Tikhanovskaïa appelle les dirigeants internationaux à défendre le Conseil de coordination ; torture et maltraitance des prisonniers politiques se poursuivent au Bélarus
3 avril 2021 | Voice of Belarus
Svetlana Tikhanovskaïa appelle les dirigeants internationaux à soutenir le Conseil de coordination
Svetlana Tikhanovskaïa, la lauréate du prix Nobel Svetlana Aleksievitch et 55 membres principaux du Conseils de coordination ont adressé une lettre aux organisations internationales, y compris l’ONU, l’OSCE, le Parlement européen, le Département d’État américain, le Conseil de l’Europe, les représentations diplomatiques étrangères au Bélarus. Tikhanovskaïa a rappelé que les membres du Conseil de coordination subissaient des pressions et de la répression, que beaucoup d’entre eux se trouvaient en prison ou avaient été contraints de quitter le territoire bélarussien. Elle a ajouté que des lois bélarussiennes étaient en train d’être modifiées afin de permettre l’engagement de poursuites pénales à l’encontre des membres du Conseil accusés d’extrémisme et de terrorisme. Les actions des autorités n’ont rien à voir avec l’activité du Conseil de coordination représentant l’opposition dont le but est de trouver une solution pacifique à la crise politique. Tsikhanouskaya demande la communauté internationale de soutenir le Conseil de coordination et le dialogue inclusif.

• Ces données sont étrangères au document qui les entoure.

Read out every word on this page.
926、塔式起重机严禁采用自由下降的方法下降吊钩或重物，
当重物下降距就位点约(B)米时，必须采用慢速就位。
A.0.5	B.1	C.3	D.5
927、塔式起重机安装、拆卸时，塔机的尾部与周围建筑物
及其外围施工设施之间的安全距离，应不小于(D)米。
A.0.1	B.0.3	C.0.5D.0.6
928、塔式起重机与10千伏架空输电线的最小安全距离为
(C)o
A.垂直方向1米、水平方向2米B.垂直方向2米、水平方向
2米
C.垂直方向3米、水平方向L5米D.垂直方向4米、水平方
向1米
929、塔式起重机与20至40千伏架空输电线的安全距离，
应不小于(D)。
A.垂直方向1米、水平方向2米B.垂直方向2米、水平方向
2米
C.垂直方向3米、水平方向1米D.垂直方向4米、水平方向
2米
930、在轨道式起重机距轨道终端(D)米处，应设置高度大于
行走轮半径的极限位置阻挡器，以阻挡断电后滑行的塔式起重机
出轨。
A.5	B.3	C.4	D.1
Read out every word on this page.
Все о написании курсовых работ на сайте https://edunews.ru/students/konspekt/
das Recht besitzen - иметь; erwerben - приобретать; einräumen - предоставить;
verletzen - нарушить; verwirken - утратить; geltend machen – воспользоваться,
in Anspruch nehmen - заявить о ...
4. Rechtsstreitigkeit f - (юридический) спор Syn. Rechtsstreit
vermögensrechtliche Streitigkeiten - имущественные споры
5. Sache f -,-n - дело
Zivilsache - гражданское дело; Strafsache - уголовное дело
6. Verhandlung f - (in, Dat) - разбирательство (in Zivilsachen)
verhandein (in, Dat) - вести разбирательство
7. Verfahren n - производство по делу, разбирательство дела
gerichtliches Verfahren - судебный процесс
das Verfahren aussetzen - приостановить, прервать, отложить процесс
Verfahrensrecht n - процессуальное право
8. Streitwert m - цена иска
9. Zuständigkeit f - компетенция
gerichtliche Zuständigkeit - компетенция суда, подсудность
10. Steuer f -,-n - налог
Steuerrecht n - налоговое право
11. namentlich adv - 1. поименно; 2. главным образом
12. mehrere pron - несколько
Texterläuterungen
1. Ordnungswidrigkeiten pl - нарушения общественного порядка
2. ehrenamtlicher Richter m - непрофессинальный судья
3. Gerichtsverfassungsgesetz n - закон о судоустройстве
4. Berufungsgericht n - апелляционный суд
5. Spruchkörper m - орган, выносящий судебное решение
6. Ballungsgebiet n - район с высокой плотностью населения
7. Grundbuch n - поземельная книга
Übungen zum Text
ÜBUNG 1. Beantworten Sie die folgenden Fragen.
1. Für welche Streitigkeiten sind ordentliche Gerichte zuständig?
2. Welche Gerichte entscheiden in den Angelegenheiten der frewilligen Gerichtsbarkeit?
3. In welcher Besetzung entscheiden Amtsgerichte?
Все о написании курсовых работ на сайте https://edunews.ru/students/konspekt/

Les chercheurs allemands ont réalisé un sondage portant sur le vote des Bélarussiens aux dernières élections
Le centre allemand d’études est-européennes et internationales a effectué en décembre 2020, une enquête en ligne auprès de plus de 2.000 Bélarussiens vivant dans des villes d’au moins 20.000 habitants. Les scientifiques cherchaient à connaître les opinions sociales et politiques de la société bélarussienne.

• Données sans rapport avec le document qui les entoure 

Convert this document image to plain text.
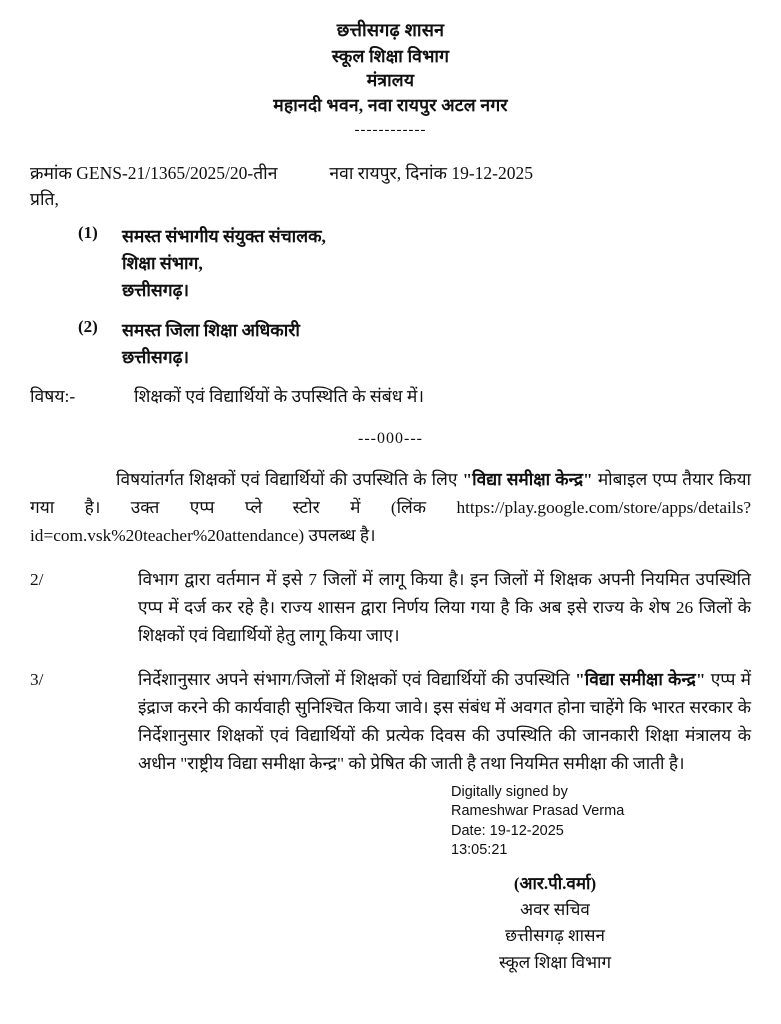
छत्तीसगढ़ शासन
स्कूल शिक्षा विभाग
मंत्रालय
महानदी भवन, नवा रायपुर अटल नगर
------------
क्रमांक GENS-21/1365/2025/20-तीन	नवा रायपुर, दिनांक 19-12-2025
प्रति,
(1) समस्त संभागीय संयुक्त संचालक,
शिक्षा संभाग,
छत्तीसगढ़।
(2) समस्त जिला शिक्षा अधिकारी
छत्तीसगढ़।
विषय:-	शिक्षकों एवं विद्यार्थियों के उपस्थिति के संबंध में।
---000---
विषयांतर्गत शिक्षकों एवं विद्यार्थियों की उपस्थिति के लिए "विद्या समीक्षा केन्द्र" मोबाइल एप्प तैयार किया गया है। उक्त एप्प प्ले स्टोर में (लिंक https://play.google.com/store/apps/details?id=com.vsk%20teacher%20attendance) उपलब्ध है।
2/	विभाग द्वारा वर्तमान में इसे 7 जिलों में लागू किया है। इन जिलों में शिक्षक अपनी नियमित उपस्थिति एप्प में दर्ज कर रहे है। राज्य शासन द्वारा निर्णय लिया गया है कि अब इसे राज्य के शेष 26 जिलों के शिक्षकों एवं विद्यार्थियों हेतु लागू किया जाए।
3/	निर्देशानुसार अपने संभाग/जिलों में शिक्षकों एवं विद्यार्थियों की उपस्थिति "विद्या समीक्षा केन्द्र" एप्प में इंद्राज करने की कार्यवाही सुनिश्चित किया जावे। इस संबंध में अवगत होना चाहेंगे कि भारत सरकार के निर्देशानुसार शिक्षकों एवं विद्यार्थियों की प्रत्येक दिवस की उपस्थिति की जानकारी शिक्षा मंत्रालय के अधीन "राष्ट्रीय विद्या समीक्षा केन्द्र" को प्रेषित की जाती है तथा नियमित समीक्षा की जाती है।
Digitally signed by
Rameshwar Prasad Verma
Date: 19-12-2025
13:05:21
(आर.पी.वर्मा)
अवर सचिव
छत्तीसगढ़ शासन
स्कूल शिक्षा विभाग
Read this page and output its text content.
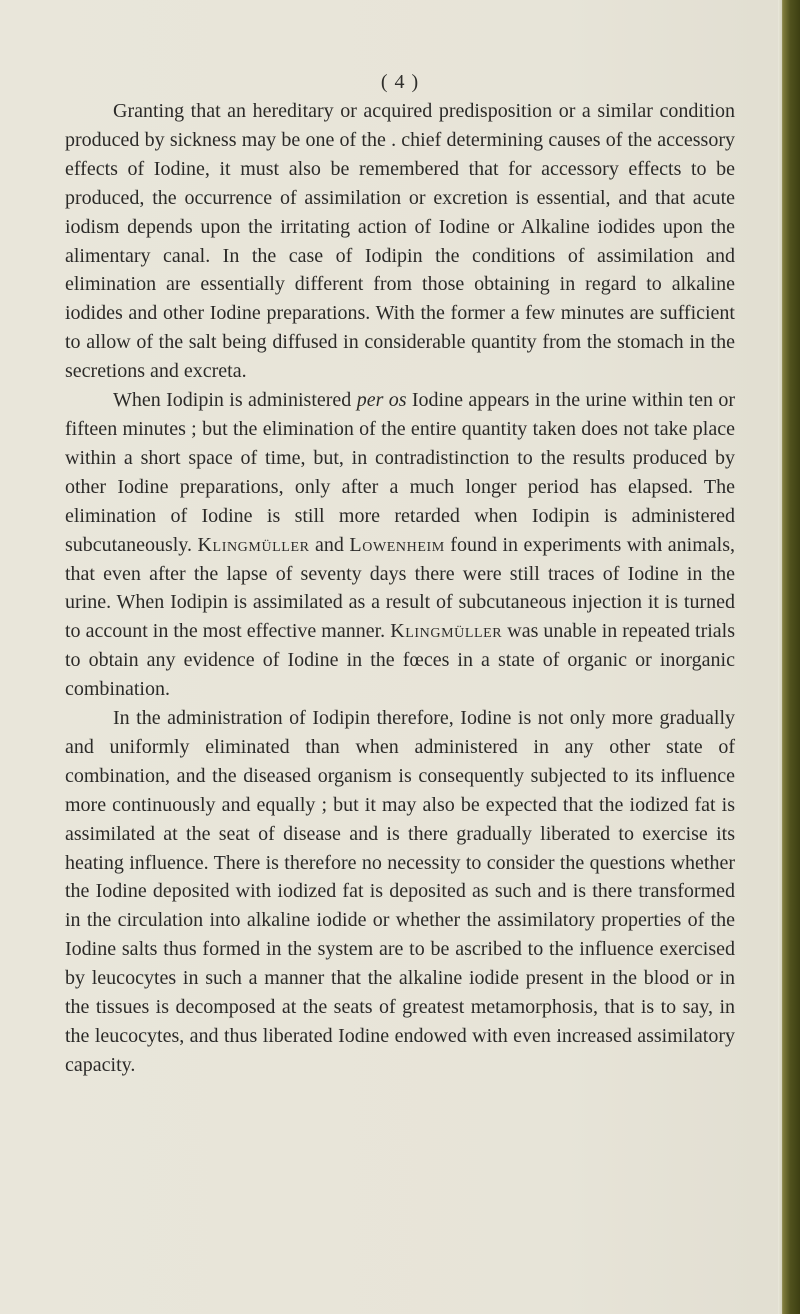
( 4 )

Granting that an hereditary or acquired predisposition or a similar condition produced by sickness may be one of the . chief determining causes of the accessory effects of Iodine, it must also be remembered that for accessory effects to be produced, the occurrence of assimilation or excretion is essential, and that acute iodism depends upon the irritating action of Iodine or Alkaline iodides upon the alimentary canal. In the case of Iodipin the conditions of assimilation and elimination are essentially different from those obtaining in regard to alkaline iodides and other Iodine preparations. With the former a few minutes are sufficient to allow of the salt being diffused in considerable quantity from the stomach in the secretions and excreta.

When Iodipin is administered per os Iodine appears in the urine within ten or fifteen minutes ; but the elimination of the entire quantity taken does not take place within a short space of time, but, in contradistinction to the results produced by other Iodine preparations, only after a much longer period has elapsed. The elimination of Iodine is still more retarded when Iodipin is administered subcutaneously. Klingmüller and Lowenheim found in experiments with animals, that even after the lapse of seventy days there were still traces of Iodine in the urine. When Iodipin is assimilated as a result of subcutaneous injection it is turned to account in the most effective manner. Klingmüller was unable in repeated trials to obtain any evidence of Iodine in the fœces in a state of organic or inorganic combination.

In the administration of Iodipin therefore, Iodine is not only more gradually and uniformly eliminated than when administered in any other state of combination, and the diseased organism is consequently subjected to its influence more continuously and equally ; but it may also be expected that the iodized fat is assimilated at the seat of disease and is there gradually liberated to exercise its heating influence. There is therefore no necessity to consider the questions whether the Iodine deposited with iodized fat is deposited as such and is there transformed in the circulation into alkaline iodide or whether the assimilatory properties of the Iodine salts thus formed in the system are to be ascribed to the influence exercised by leucocytes in such a manner that the alkaline iodide present in the blood or in the tissues is decomposed at the seats of greatest metamorphosis, that is to say, in the leucocytes, and thus liberated Iodine endowed with even increased assimilatory capacity.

65% des personnes interrogées estiment que les élections présidentielles organisées en 2020 ont été truquées en faveur des autorités actuelles. 52,5% des pour cent ont admis avoir voté pour Sviatlana Tsikhanouskaya. 17,6% des répondants déclarent avoir voté pour Alexandre Loukachenko.

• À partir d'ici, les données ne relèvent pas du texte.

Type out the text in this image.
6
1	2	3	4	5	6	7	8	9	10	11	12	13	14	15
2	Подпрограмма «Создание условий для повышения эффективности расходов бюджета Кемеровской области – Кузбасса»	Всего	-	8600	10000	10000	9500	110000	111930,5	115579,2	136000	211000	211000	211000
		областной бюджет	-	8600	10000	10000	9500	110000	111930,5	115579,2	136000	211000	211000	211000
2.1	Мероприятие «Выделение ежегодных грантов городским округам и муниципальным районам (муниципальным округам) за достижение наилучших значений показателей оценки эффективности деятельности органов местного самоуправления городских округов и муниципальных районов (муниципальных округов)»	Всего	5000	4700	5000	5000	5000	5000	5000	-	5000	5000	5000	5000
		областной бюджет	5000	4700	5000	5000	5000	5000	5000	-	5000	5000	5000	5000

Les manifestations post-électorales sont principalement liées à la défense des droits politiques et civils. Les Bélarussiens attribuent le plus d’importance aux droits à l’intégrité physique et à la sécurité. Les droits politiques (liberté d’opinion, de réunion, d’information) viennent en deuxième position, suivis des droits socio-économiques. Au cours des manifestations des années précédentes, le classement des priorités était inverse, notent les auteurs de l’enquête.
La plupart des manifestants ont rejoint les manifestations au lendemain des élections d’août 2020. La principale raison est la violence des forces de sécurité. 20% des personnes interrogées ont admis qu’elles-mêmes, des membres de leurs familles ou leurs amis avaient été directement impactés par les répressions. Il s’agit principalement des résidents de Minsk ou des villes de l’ouest du Bélarus. Parmi les autres motivations des manifestants, figurent l’envie d’être entendu et de démontrer l’unité de la nation.
Le recours disproportionné à la violence contre les manifestants inquiète 70% des répondants. Un autre sondage a montré que le militantisme était décentralisé et citoyen. Seulement 4% des personnes interrogées ont déclaré être associées à un parti.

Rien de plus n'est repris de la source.